Because of this, many distributed models perform better on runoff events that tend to be dominated by surface runoff, which is often called direct runoff. Small intense storms or flash flood events are prime examples of this.

In the lumped models, we tended to use more conceptual approaches (e.g. Unit Hydrograph Theory), while in a distributed model, we often resort to more physically based approaches, such as the kinematic wave or even diffusive wave equations. Although, there are certainly exceptions to this and even combinations of model types, we still tend to see more physically-based approaches in distributed models.

In some instances, the use of physically-based approaches may provide an advantage over conceptual approaches in a distributed hydrologic model as physically-based models attempt to simulate processes based on the governing physical equations. These equations, in turn, often rely on physical characteristics of the watershed (e.g. slope, lengths, areas, and soil characteristics).
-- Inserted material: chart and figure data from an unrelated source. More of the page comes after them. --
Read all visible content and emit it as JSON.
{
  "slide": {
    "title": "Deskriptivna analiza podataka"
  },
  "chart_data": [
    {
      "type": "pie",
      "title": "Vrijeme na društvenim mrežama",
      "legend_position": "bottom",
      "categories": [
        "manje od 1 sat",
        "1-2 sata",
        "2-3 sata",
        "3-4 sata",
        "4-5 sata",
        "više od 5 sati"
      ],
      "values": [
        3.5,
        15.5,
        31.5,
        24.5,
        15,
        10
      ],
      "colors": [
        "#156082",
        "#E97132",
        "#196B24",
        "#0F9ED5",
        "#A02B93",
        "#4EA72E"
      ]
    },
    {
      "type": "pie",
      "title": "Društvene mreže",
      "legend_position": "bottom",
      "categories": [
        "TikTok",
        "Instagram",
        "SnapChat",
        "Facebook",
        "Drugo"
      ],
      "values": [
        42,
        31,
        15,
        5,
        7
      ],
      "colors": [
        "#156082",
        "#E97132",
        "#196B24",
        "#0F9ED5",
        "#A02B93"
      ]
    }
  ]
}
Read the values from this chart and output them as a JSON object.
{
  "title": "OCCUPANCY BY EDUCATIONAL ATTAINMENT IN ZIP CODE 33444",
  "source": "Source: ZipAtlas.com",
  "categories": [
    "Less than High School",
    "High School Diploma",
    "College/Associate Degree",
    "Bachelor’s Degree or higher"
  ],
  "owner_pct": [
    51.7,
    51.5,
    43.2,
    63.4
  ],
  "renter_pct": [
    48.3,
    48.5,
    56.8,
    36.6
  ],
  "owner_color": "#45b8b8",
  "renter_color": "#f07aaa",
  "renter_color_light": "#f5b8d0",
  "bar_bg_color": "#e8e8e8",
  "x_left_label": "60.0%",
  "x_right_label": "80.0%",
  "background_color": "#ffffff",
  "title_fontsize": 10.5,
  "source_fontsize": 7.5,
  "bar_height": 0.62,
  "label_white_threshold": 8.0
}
These data are often more available than data used to populate some conceptual models.

As a result, physically based models may also perform better in areas where measurements and observations are sparse.

DHMs tend to work better on events that are direct runoff dominated, such as flood floods.

A distributed model is generally a breakdown of the lumped watershed into smaller elements and the distribution of parameters may require considerably more data.

The distributed modeling system can utilize a number of different approaches, just like a lumped model, to simulate the fate of the incoming precipitation.

Some may use conceptual modeling approaches (SAC-SMA) and others may use a more physically-based approach.

This concludes Part I of Distributed Hydrologic Models for Flow Forecasts. In Part II we will look further into distributed models and consider issues such as calibration and data assimilation. We will also discuss approaches for selecting a model for various flow forecasting situations.